Unkluger Senat – Gewerkschaften hätscheln, aber eigene Führungskräfte missachten
Sozialdemokratische Leser m/w müssen heute tapfer sein. Ich halte den von Sozis geradezu verehrten Bürgermeister „Bovi“ Bovenschulte – auf dem Feld der Mitarbeiterführung – für einen „Loser“. Moderne Unternehmen bringen sowohl den „Malochern“ als auch den leitenden Angestellten Wertschätzung entgegen. In Bremen ist das anders. Da schmeißt sich der Bürgermeister alljährlich Betriebs- und Personalräten an die Brust. Aber die im Koalitionsvertrag vom 3. Juli 2023 (endlich) angekündigte jährliche Klausur mit den Führungskräfte hat noch nicht ein einziges Mal stattgefunden.
Wie kann der Chef des „Konzerns Bremen“ so schlecht mit den Leuten umgehen, die Zielvereinbarungen mit dem Senat einhalten und gleichzeitig mit Arbeitnehmervertretern klarkommen müssen, die sich dank politischer Rückendeckung nahezu unangreifbar vorkommen – und entsprechend verhalten.

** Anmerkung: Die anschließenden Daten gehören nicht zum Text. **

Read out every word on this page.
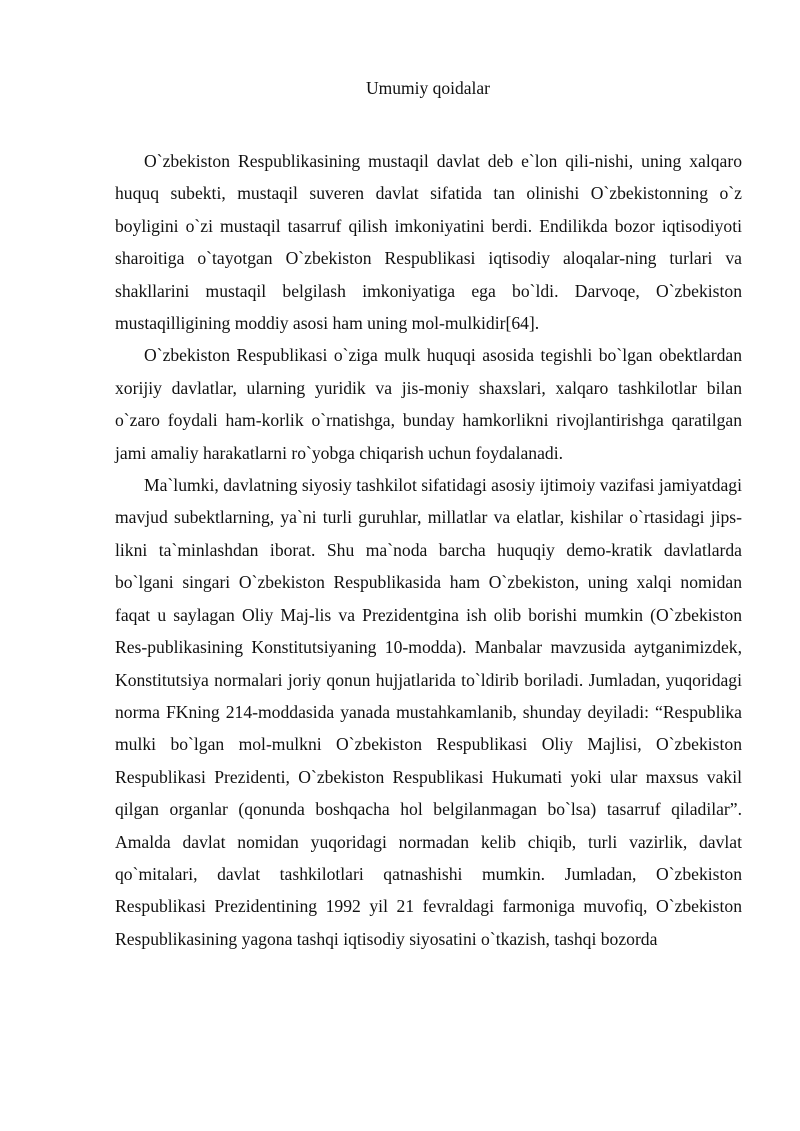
Umumiy qoidalar

O`zbekiston Respublikasining mustaqil davlat deb e`lon qili-nishi, uning xalqaro huquq subekti, mustaqil suveren davlat sifatida tan olinishi O`zbekistonning o`z boyligini o`zi mustaqil tasarruf qilish imkoniyatini berdi. Endilikda bozor iqtisodiyoti sharoitiga o`tayotgan O`zbekiston Respublikasi iqtisodiy aloqalar-ning turlari va shakllarini mustaqil belgilash imkoniyatiga ega bo`ldi. Darvoqe, O`zbekiston mustaqilligining moddiy asosi ham uning mol-mulkidir[64].

O`zbekiston Respublikasi o`ziga mulk huquqi asosida tegishli bo`lgan obektlardan xorijiy davlatlar, ularning yuridik va jis-moniy shaxslari, xalqaro tashkilotlar bilan o`zaro foydali ham-korlik o`rnatishga, bunday hamkorlikni rivojlantirishga qaratilgan jami amaliy harakatlarni ro`yobga chiqarish uchun foydalanadi.

Ma`lumki, davlatning siyosiy tashkilot sifatidagi asosiy ijtimoiy vazifasi jamiyatdagi mavjud subektlarning, ya`ni turli guruhlar, millatlar va elatlar, kishilar o`rtasidagi jips-likni ta`minlashdan iborat. Shu ma`noda barcha huquqiy demo-kratik davlatlarda bo`lgani singari O`zbekiston Respublikasida ham O`zbekiston, uning xalqi nomidan faqat u saylagan Oliy Maj-lis va Prezidentgina ish olib borishi mumkin (O`zbekiston Res-publikasining Konstitutsiyaning 10-modda). Manbalar mavzusida aytganimizdek, Konstitutsiya normalari joriy qonun hujjatlarida to`ldirib boriladi. Jumladan, yuqoridagi norma FKning 214-moddasida yanada mustahkamlanib, shunday deyiladi: “Respublika mulki bo`lgan mol-mulkni O`zbekiston Respublikasi Oliy Majlisi, O`zbekiston Respublikasi Prezidenti, O`zbekiston Respublikasi Hukumati yoki ular maxsus vakil qilgan organlar (qonunda boshqacha hol belgilanmagan bo`lsa) tasarruf qiladilar”. Amalda davlat nomidan yuqoridagi normadan kelib chiqib, turli vazirlik, davlat qo`mitalari, davlat tashkilotlari qatnashishi mumkin. Jumladan, O`zbekiston Respublikasi Prezidentining 1992 yil 21 fevraldagi farmoniga muvofiq, O`zbekiston Respublikasining yagona tashqi iqtisodiy siyosatini o`tkazish, tashqi bozorda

Mittwochabend war es alle Jahre wieder soweit. Übrigens: Der olle Psychodoktor Siggi Freud hätte seine Freude gehabt. In die offizielle Terminübersicht des Senats hatte sich glatt ein „Freund’scher“ eingeschlichen. Statt auf den „Senatsempfang für…“ hinzuweisen, hieß es:
„Mittwoch, 13. November 2024,18:00 Uhr: Bürgermeister Bovenschulte nimmt teil an dem Betriebs- und Personalräteempfang des DGB. (Bremen, Rathaus)“
Haha. Die DGB-Gewerkschaften haben den rot-grün-roten Senat so sehr im Griff (siehe u.a. Ausbildungs-Zwangsabgabe), dass die Verfasser des regierungsamtlichen Terminkalenders schon im vorauseilenden Gehorsam vom „Empfang des DGB“ schreiben. (Gerade so als gäbe es keine anderen Arbeitnehmervertretungen.)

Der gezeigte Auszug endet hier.